The plan, released at the end of last week, includes the city’s goals for this year’s Community Development Block Grants, HOME Investment Partnership and Emergency Solutions Grant funding. The proposal is designed to provide affordable housing, create suitable living environments and expand economic opportunities, particularly for the city’s low-income residents.

Sarah Flax, the city’s CDBG grants administrator, said although the goals were the same, the circumstances surrounding funding has changed.

“We don’t tend to have dramatic changes (from year to year) because the goal is to develop your plan and implement it over a five-year period,” she said. “When there is so much uncertainty from other funding — the state is the biggest one — it puts such a strain on all of our non-profits…so you have an increasing need and decreasing resources.”

The budget crisis has hurt the agencies the city funds, Flax said.

“That’s our biggest challenge, just that nobody knows,” she said. “We can’t guarantee our federal funding; non-profits we’re working with have no idea what’s going to happen for state funding after the 31st.”
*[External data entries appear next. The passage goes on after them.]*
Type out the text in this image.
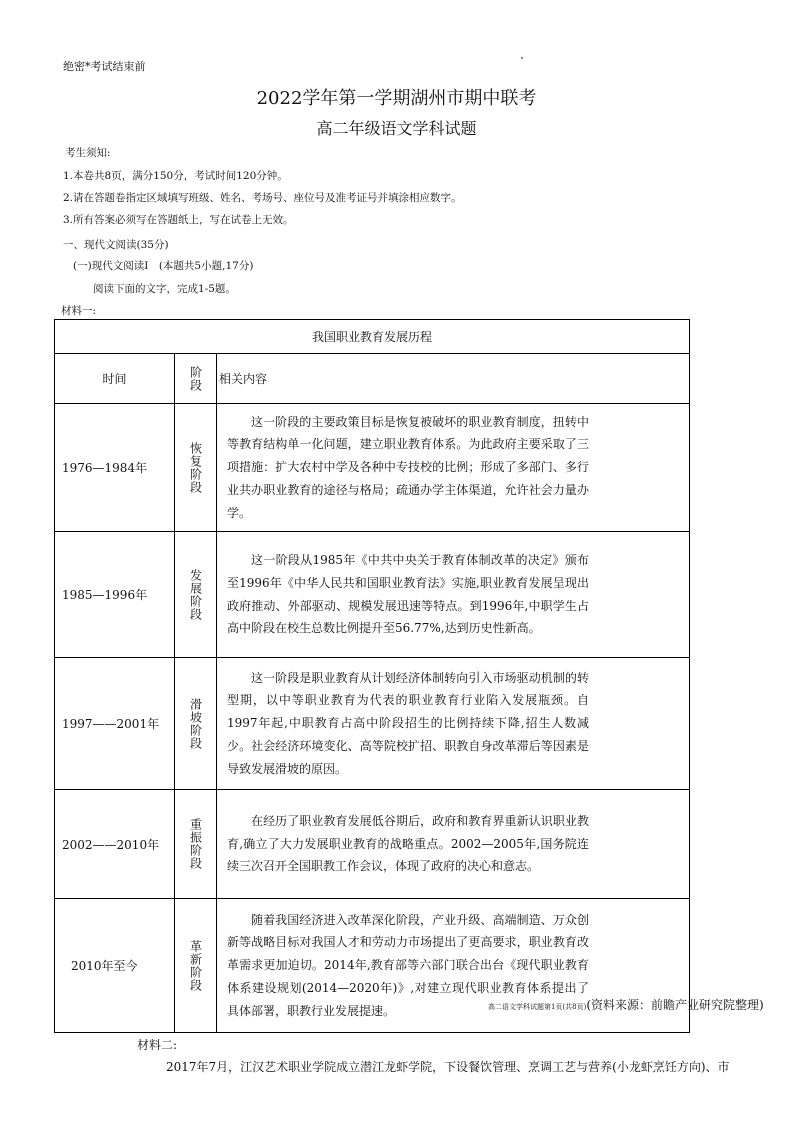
绝密*考试结束前
2022学年第一学期湖州市期中联考
高二年级语文学科试题
考生须知:
1.本卷共8页，满分150分，考试时间120分钟。
2.请在答题卷指定区域填写班级、姓名、考场号、座位号及准考证号并填涂相应数字。
3.所有答案必须写在答题纸上，写在试卷上无效。
一、现代文阅读(35分)
(一)现代文阅读Ⅰ　(本题共5小题,17分)
阅读下面的文字，完成1-5题。
材料一:
我国职业教育发展历程		
时间	阶段	相关内容
1976—1984年	恢复阶段	这一阶段的主要政策目标是恢复被破坏的职业教育制度，扭转中等教育结构单一化问题，建立职业教育体系。为此政府主要采取了三项措施：扩大农村中学及各种中专技校的比例；形成了多部门、多行业共办职业教育的途径与格局；疏通办学主体渠道，允许社会力量办学。
1985—1996年	发展阶段	这一阶段从1985年《中共中央关于教育体制改革的决定》颁布至1996年《中华人民共和国职业教育法》实施,职业教育发展呈现出政府推动、外部驱动、规模发展迅速等特点。到1996年,中职学生占高中阶段在校生总数比例提升至56.77%,达到历史性新高。
1997——2001年	滑坡阶段	这一阶段是职业教育从计划经济体制转向引入市场驱动机制的转型期，以中等职业教育为代表的职业教育行业陷入发展瓶颈。自1997年起,中职教育占高中阶段招生的比例持续下降,招生人数减少。社会经济环境变化、高等院校扩招、职教自身改革滞后等因素是导致发展滑坡的原因。
2002——2010年	重振阶段	在经历了职业教育发展低谷期后，政府和教育界重新认识职业教育,确立了大力发展职业教育的战略重点。2002—2005年,国务院连续三次召开全国职教工作会议，体现了政府的决心和意志。
2010年至今	革新阶段	随着我国经济进入改革深化阶段，产业升级、高端制造、万众创新等战略目标对我国人才和劳动力市场提出了更高要求，职业教育改革需求更加迫切。2014年,教育部等六部门联合出台《现代职业教育体系建设规划(2014—2020年)》,对建立现代职业教育体系提出了具体部署，职教行业发展提速。	高二语文学科试题第1页(共8页)(资料来源：前瞻产业研究院整理)
材料二:
2017年7月，江汉艺术职业学院成立潜江龙虾学院，下设餐饮管理、烹调工艺与营养(小龙虾烹饪方向)、市
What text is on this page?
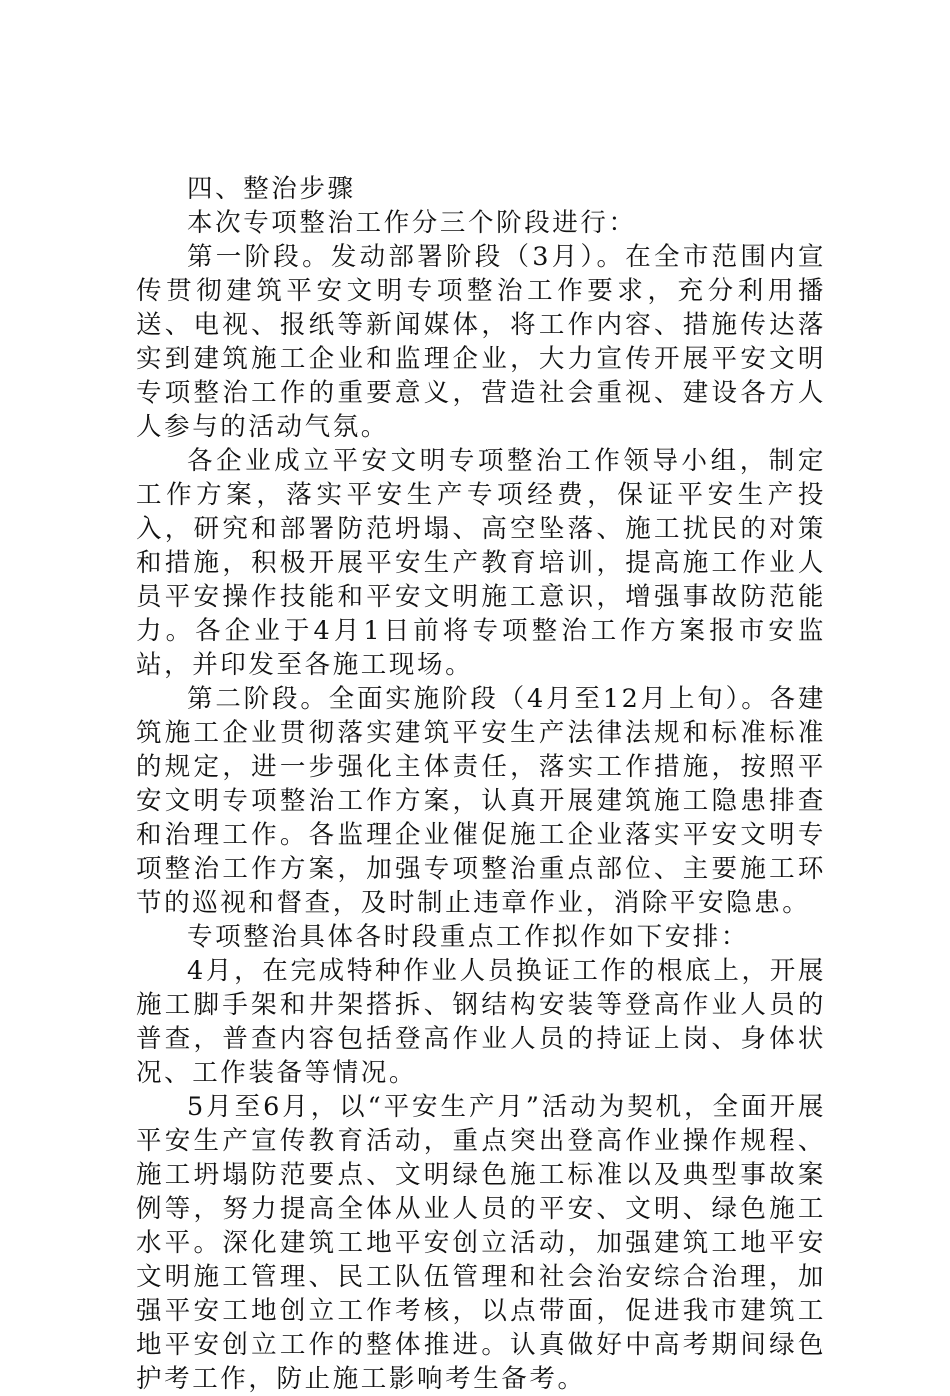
四、整治步骤

本次专项整治工作分三个阶段进行：

第一阶段。发动部署阶段（3月）。在全市范围内宣传贯彻建筑平安文明专项整治工作要求，充分利用播送、电视、报纸等新闻媒体，将工作内容、措施传达落实到建筑施工企业和监理企业，大力宣传开展平安文明专项整治工作的重要意义，营造社会重视、建设各方人人参与的活动气氛。

各企业成立平安文明专项整治工作领导小组，制定工作方案，落实平安生产专项经费，保证平安生产投入，研究和部署防范坍塌、高空坠落、施工扰民的对策和措施，积极开展平安生产教育培训，提高施工作业人员平安操作技能和平安文明施工意识，增强事故防范能力。各企业于4月1日前将专项整治工作方案报市安监站，并印发至各施工现场。

第二阶段。全面实施阶段（4月至12月上旬）。各建筑施工企业贯彻落实建筑平安生产法律法规和标准标准的规定，进一步强化主体责任，落实工作措施，按照平安文明专项整治工作方案，认真开展建筑施工隐患排查和治理工作。各监理企业催促施工企业落实平安文明专项整治工作方案，加强专项整治重点部位、主要施工环节的巡视和督查，及时制止违章作业，消除平安隐患。

专项整治具体各时段重点工作拟作如下安排：

4月，在完成特种作业人员换证工作的根底上，开展施工脚手架和井架搭拆、钢结构安装等登高作业人员的普查，普查内容包括登高作业人员的持证上岗、身体状况、工作装备等情况。

5月至6月，以“平安生产月”活动为契机，全面开展平安生产宣传教育活动，重点突出登高作业操作规程、施工坍塌防范要点、文明绿色施工标准以及典型事故案例等，努力提高全体从业人员的平安、文明、绿色施工水平。深化建筑工地平安创立活动，加强建筑工地平安文明施工管理、民工队伍管理和社会治安综合治理，加强平安工地创立工作考核，以点带面，促进我市建筑工地平安创立工作的整体推进。认真做好中高考期间绿色护考工作，防止施工影响考生备考。
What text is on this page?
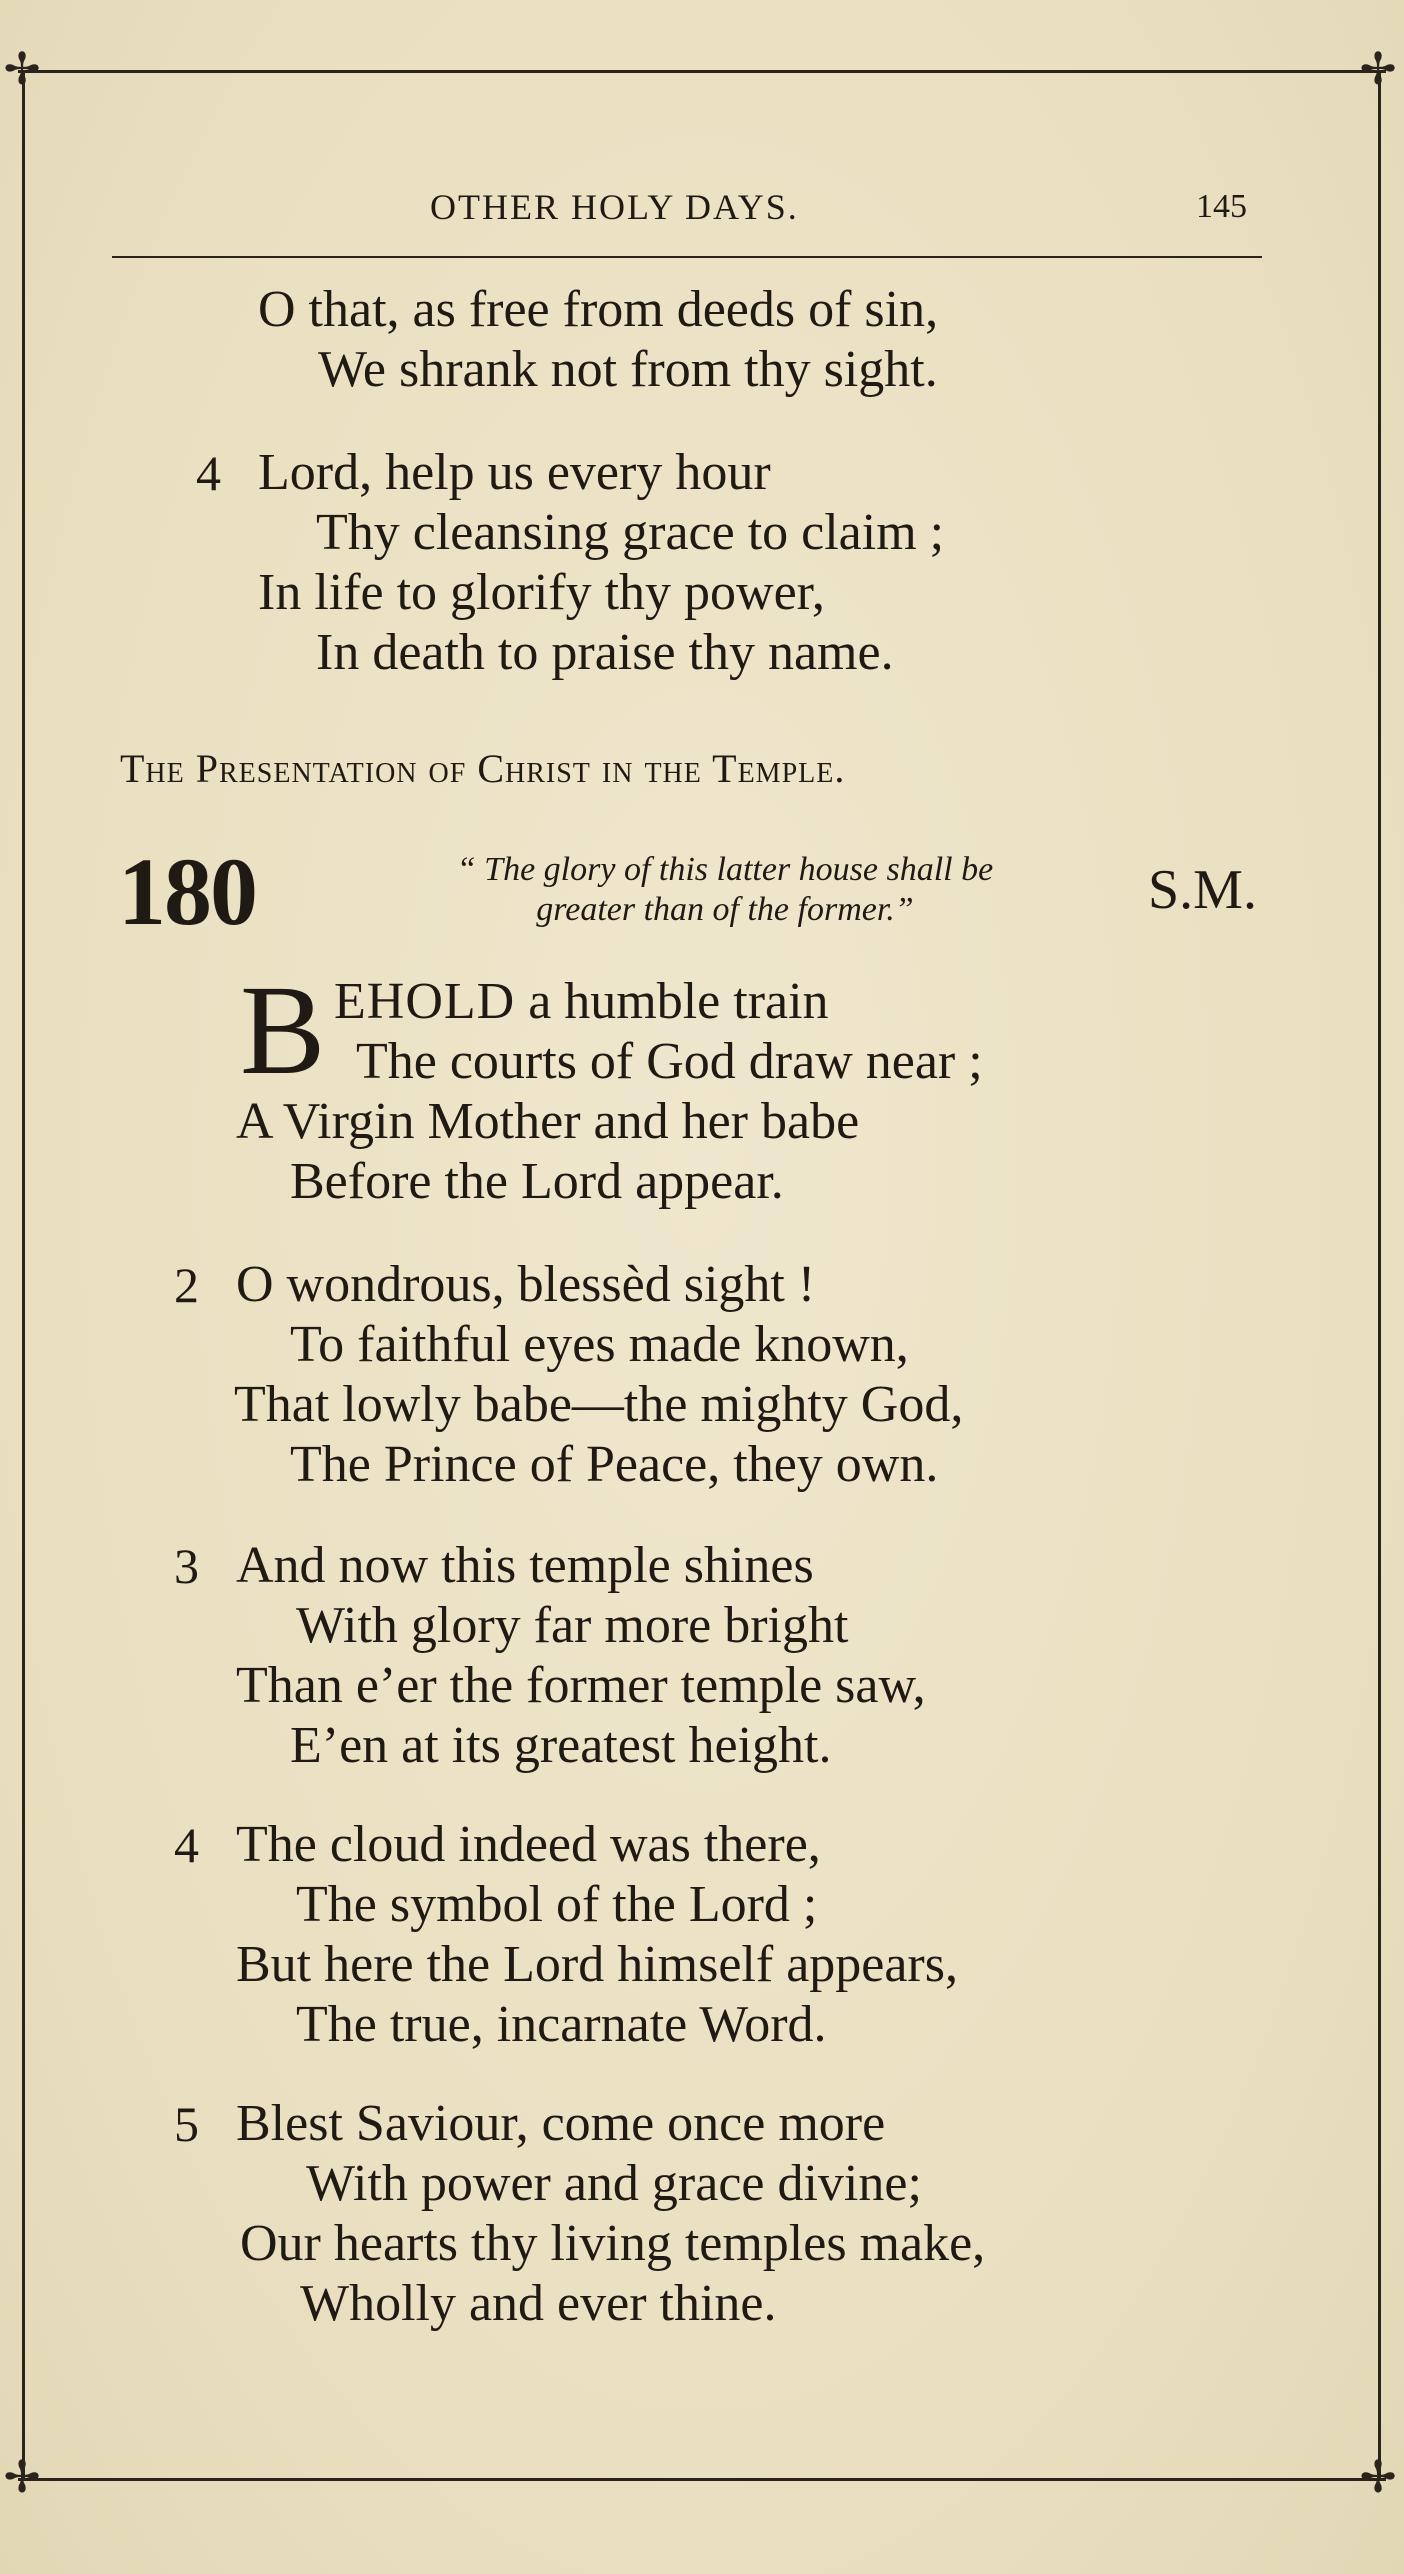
✢	✢
✢	✢
OTHER HOLY DAYS.	145
O that, as free from deeds of sin,
We shrank not from thy sight.
4 Lord, help us every hour
Thy cleansing grace to claim ;
In life to glorify thy power,
In death to praise thy name.
The Presentation of Christ in the Temple.
180	“ The glory of this latter house shall be
greater than of the former.”	S.M.
B EHOLD a humble train
The courts of God draw near ;
A Virgin Mother and her babe
Before the Lord appear.
2 O wondrous, blessèd sight !
To faithful eyes made known,
That lowly babe—the mighty God,
The Prince of Peace, they own.
3 And now this temple shines
With glory far more bright
Than e’er the former temple saw,
E’en at its greatest height.
4 The cloud indeed was there,
The symbol of the Lord ;
But here the Lord himself appears,
The true, incarnate Word.
5 Blest Saviour, come once more
With power and grace divine;
Our hearts thy living temples make,
Wholly and ever thine.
According to the proposed plan, city staff put the objectives together using estimated amounts for all three funding sources, as the federal budget and related appropriations for 2017 are not expected to be approved before December of this year.

The action plan sets aside some money for alley paving projects. A city program currently allows residents who want their alleys paved to coordinate with their neighbors and city staff on the project. The city and the residents split the costs.

Alley paving can help make a neighborhood more suitable for living and can be looked at from an equity perspective, Flax said.

“Where you have lower income homeowners…for them to take on that…is an additional cost that they can’t necessarily afford,” she said. “It’s a public infrastructure that really benefits the neighborhood.”

The city may also use the funds in 2017 to help with repairs at some child care locations across the city, including the Rice Child and Family Center, the Infant Welfare Society of Evanston and the Reba Early Learning Center, Flax said.

The groups must primarily serve low-to-moderate income families to be eligible for the funding, Flax said.

Additionally, the city is pursuing affordable housing initiatives outside of CDBG funding in the 2017 proposed budget. Mark Muenzer, the city’s director of community development, said at Monday’s council meeting that affordable housing meant more than just creation of new units.

Under the proposed budget, city staff would try to develop short-term or emergency solutions for affordable housing, as well as long-term options for the city’s vulnerable population.

“It is oftentimes an interim type of accommodation that the city could be involved with,” he said.

The city is asking for public feedback on the Action Plan with a deadline of Nov. 15.